Su entrada en el convento eterno
En el traslado a París, compartieron gozosas los sufrimientos de su Amado, padeciendo un verdadero víacrucis. Muchas de las jóvenes que de la comunidad habían recibido tantos socorros rodeaban los carros en los que iban las hermanas, gritando «bien hecho, bien hecho; fuera gente inútil». Al llegar, las sacaron de los transportes sin el más mínimo cuidado, llegando incluso a arrojar al suelo a una de ellas con tal brutalidad que muchos la dieron por muerta. Ensangrentada, se levantó y dio las gracias a su agresor por haberla dejado con la suficiente vida para compartir el martirio de Jesucristo.

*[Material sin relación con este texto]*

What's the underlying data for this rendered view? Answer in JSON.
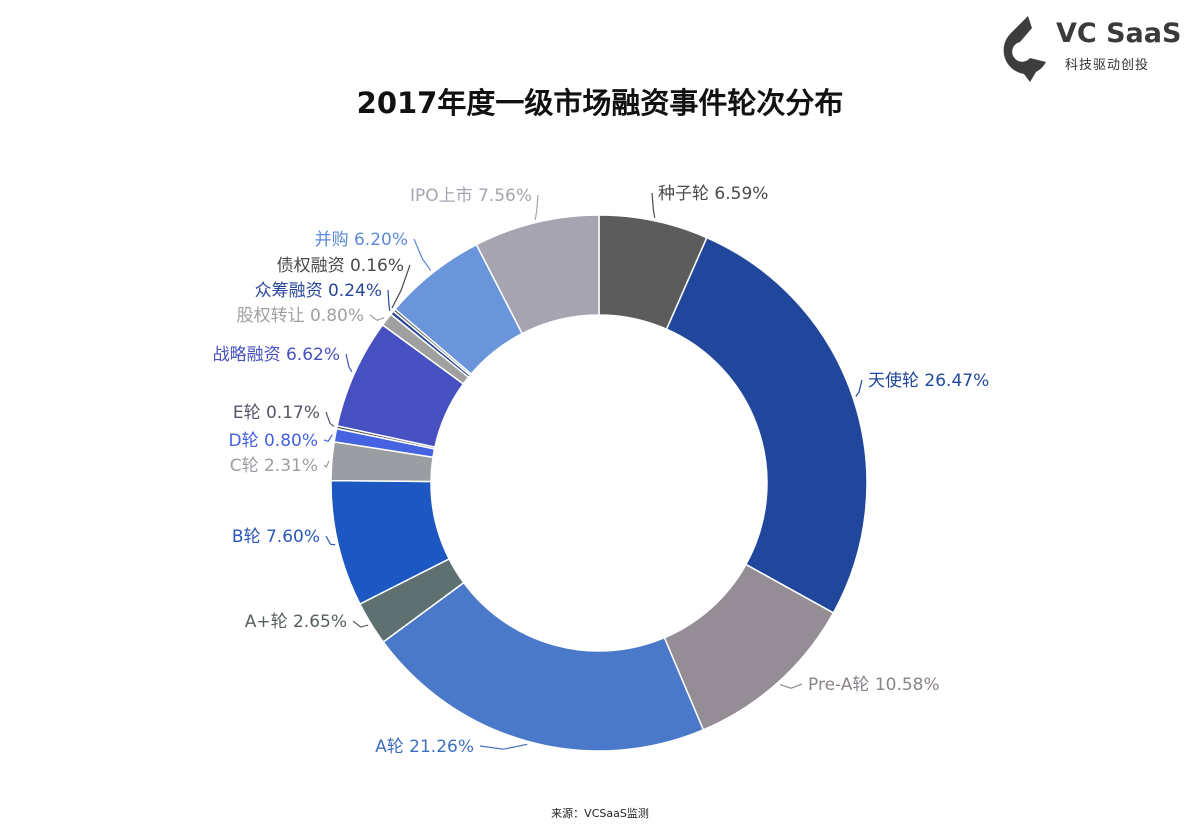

Su entrega no quedó infecunda. Mientras las hermanas subían la escalera del cadalso, listas para ir al encuentro del Esposo con himnos de alegría, la gente admirada decía: «¡Qué almas tan hermosas! ¡Qué aire tan celestial! Si éstas no van al P araíso, estará cerrado para todos». Una niña refirió que, cada vez que una monja moría, veía cómo su alma esperaba en el cielo, encima del patíbulo, al resto de sus hermanas. Y que cuando murió la última, todas juntas fueron ascendiendo hasta perderse de vista en el cielo. De esta forma, las hermanas entraron por fin en el convento eterno, en el que nada ni nadie podía ya separarlas del amor de su Esposo.
Conclusión
El 17 de julio de 1794, catorce carmelitas y dos torneras fueron pasando libre, igual y fraternalmente por la guillotina a causa de su firme amor al Señor. Libres, porque cada una de forma individual decidió escoger la vida antes que aceptar la alternativa de muerte que se les presentaba; iguales, porque siendo cada una diferente, todas fueron partícipes de un mismo amor llevado hasta el extremo; y fraternales, porque alentándose unas a otras para no desfallecer en la prueba, el Señor las unió en su corazón para toda la eternidad.
La vocación del cristiano es ser testigo del amor de Dios; desvivirse por aquel que le amó primero. Cada uno debe vivir el amor donde el Señor le pida, en el convento o fuera de él, pero el centro de toda vocación es el amor primero. Cristo se desvivió por cada uno; que todo cristiano haga de su vida un martirio de amor por el Señor.